Speaking at Canex Jamaica, the first cannabis-centred conference on the business potential of the marijuana trade, Minister Bartlett said he recognized “how the cannabis product and its application could fit neatly in a network of health and wellness that could drive a new demographic into Jamaica with a higher spend and which will be able to establish us as a destination with a difference.”
The Tourism Minister said Jamaica should not be a destination with only all-inclusive properties and mass tourism: “We believe that we can do product differentiation and we can do a level of product diversification which enables us to be attractive to all demographics.”
An element of that, Bartlett added, was “rustic luxury” which combined nature with the benefit of a luxurious lifestyle, while enabling the utilization of “the nutraceutical values of the rich biodiversity of your neighbourhood.”
He said the global market for that kind of tourism stands at around US$494 billion and Jamaica wants a piece of it.
“What we’ve found also is that cannabis-infused experiences have added much to health and wellness across the United States,” the Minister added, citing the US state of Colorado where bookings increased by over 175 per cent when it entered that market, and Amsterdam which has also benefitted tremendously.

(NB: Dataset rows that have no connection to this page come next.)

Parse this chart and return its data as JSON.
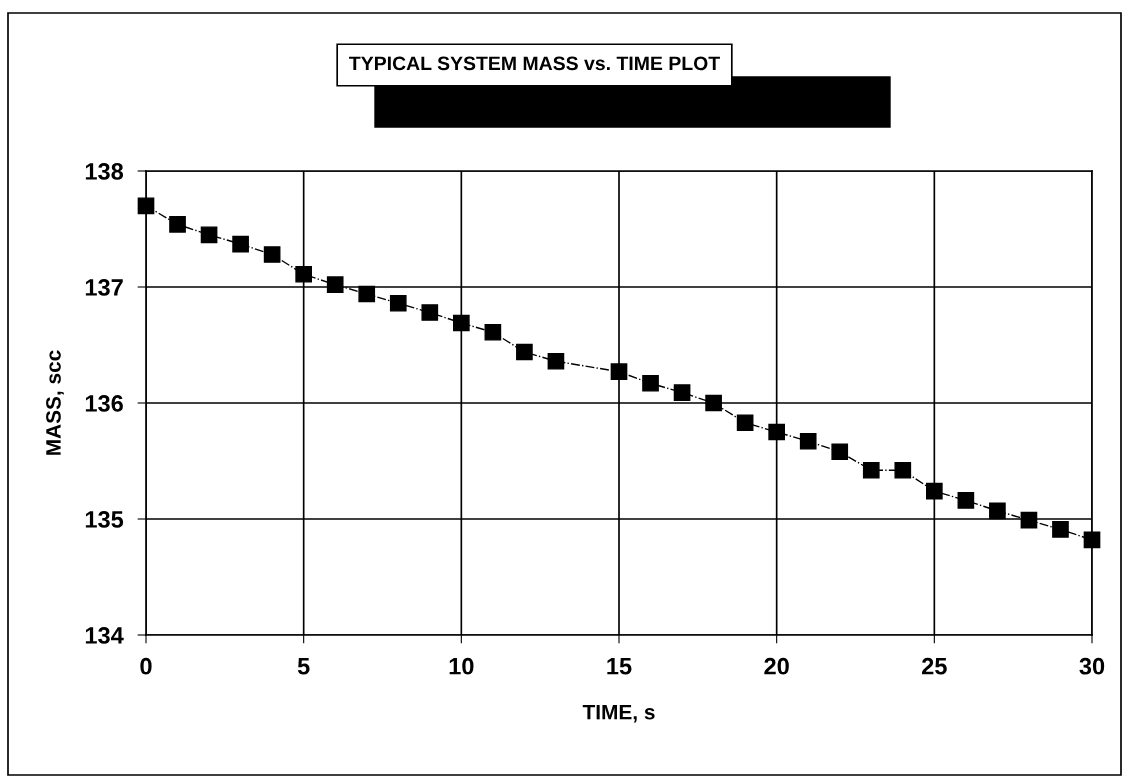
{
  "chart_data": {
    "type": "line",
    "title": "TYPICAL SYSTEM MASS vs. TIME PLOT",
    "xlabel": "TIME, s",
    "ylabel": "MASS, scc",
    "series": [
      {
        "color": "#000000",
        "x": [
          0,
          1,
          2,
          3,
          4,
          5,
          6,
          7,
          8,
          9,
          10,
          11,
          12,
          13,
          15,
          16,
          17,
          18,
          19,
          20,
          21,
          22,
          23,
          24,
          25,
          26,
          27,
          28,
          29,
          30
        ],
        "values": [
          137.7,
          137.54,
          137.45,
          137.37,
          137.28,
          137.11,
          137.02,
          136.94,
          136.86,
          136.78,
          136.69,
          136.61,
          136.44,
          136.36,
          136.27,
          136.17,
          136.09,
          136.0,
          135.83,
          135.75,
          135.67,
          135.58,
          135.42,
          135.42,
          135.24,
          135.16,
          135.07,
          134.99,
          134.91,
          134.82
        ]
      }
    ],
    "xlim": [
      0,
      30
    ],
    "xticks": [
      0,
      5,
      10,
      15,
      20,
      25,
      30
    ],
    "ylim": [
      134,
      138
    ],
    "yticks": [
      134,
      135,
      136,
      137,
      138
    ],
    "grid": true,
    "marker": "square",
    "line_style": "dashdot"
  }
}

He said the Health and Wellness Network that he has established in the Tourism Ministry had been tasked with defining the policy that will provide the framework within which the cannabis-infused health and wellness experience will become a reality in Jamaica.
“And we’re going to have a full roll-out of that by the end of 2017,” Bartlett disclosed.
In an invitation to marijuana growers and prospective investors at the conference, the minister urged them to examine “how you can work with me to drive this new experience and to invest in the prosperity agenda that the country has.”